Around that time, we made our first highbrow gorilla art investment, and it should have been a moment to really cherish between father and son, but I asked a question about mother and father smacked me in the back of my head for the out-of-line comment, saying, “You’re on the brink. Only I can call her that.”
“Sure thing, Pop,” I would then say as I rubbed the back of my head and thought about what four and five letter terms of endearment were left for me to use. Whose words was I allowed to speak? Why were some words okay for some and off limits to others? These questions kept me up at night.
Then one day father handed me a gun just like in the days when we used to go pheasant hunting on the Von Trapp manor grounds. That was all the way back in the quiet hush of a cuckoo clock, before Fantasy Football and trash talking on the old message boards, before paintball and laser tag even. Saturdays, after all, were always for the boys.
“What’s this, Pop? Is it for the birds?”
“I’ve got orders.”
“Orders?”
“Yeah, they need someone to teach these elites a lesson. We’re going to deport anyone who doesn’t have the proper paperwork, son.”
“Paperwork? Like to write on?”
“Yep.
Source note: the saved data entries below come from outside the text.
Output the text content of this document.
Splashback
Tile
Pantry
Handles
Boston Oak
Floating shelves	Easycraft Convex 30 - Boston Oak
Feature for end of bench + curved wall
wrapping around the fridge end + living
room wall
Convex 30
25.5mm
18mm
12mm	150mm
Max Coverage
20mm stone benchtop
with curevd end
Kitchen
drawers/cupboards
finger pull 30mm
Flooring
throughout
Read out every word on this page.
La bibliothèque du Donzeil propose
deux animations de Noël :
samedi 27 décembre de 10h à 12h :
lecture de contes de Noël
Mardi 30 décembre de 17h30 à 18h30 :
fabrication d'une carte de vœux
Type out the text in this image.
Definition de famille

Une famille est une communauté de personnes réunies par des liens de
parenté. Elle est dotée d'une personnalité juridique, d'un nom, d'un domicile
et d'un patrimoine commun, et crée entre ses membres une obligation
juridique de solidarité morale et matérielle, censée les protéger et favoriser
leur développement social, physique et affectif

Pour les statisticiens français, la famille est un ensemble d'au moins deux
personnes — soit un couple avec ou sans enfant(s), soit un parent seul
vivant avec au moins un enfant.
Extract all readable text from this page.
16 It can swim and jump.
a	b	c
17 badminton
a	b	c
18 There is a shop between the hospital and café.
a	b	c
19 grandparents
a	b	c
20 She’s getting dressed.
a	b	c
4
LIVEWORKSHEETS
Just you wait, little man, we’re going to write on them all.”
“Who’s them?”
“The enemy within, Rolfe, the enemy within. Don’t act like you haven’t heard me ranting since the day you were born.”
And now here I am face to face with Captain Von Trapp in a Wawa parking lot. A gun and a bagel in my hand.
“Rolfe, my boy,” says the war hero before me, “we’re not going back to Austria.”
“Without a Tesla truck, I should say not, sir. How would you even cross the Ocean without one?”
“We’re not going to stay in Strasburg, Pennsylvania, either, Rolfe. It’s too dangerous.”
“That’s what I’m trying to tell you. It’s a battleground. You’re being deported. We’re showing all the refugee elites we mean business.”
The Captain has my gun now, and the bagel is a nun’s habit smear of cream cheese on the black pavement.
“You’ll never be one of them,” says the Captain.
And I don’t know what he means exactly because his children are watching us now. Pronouns, am I right? But I do know I’m no loser — I’m a subscriber. In fact, I’m more than that, I’m seventeen going on eighteen, so I don’t back down. I start to call my supervisor, who also happens to be my dad. Damn it. Straight to voicemail.
“Come away with us,” the Captain says. “We’re going to Vermont.”
But I can’t do it because the podcasts haven’t told me so. And there are no Wawas north of here.
Shrill whistle followed by more shrill whistles. I’m told these are my favorite things.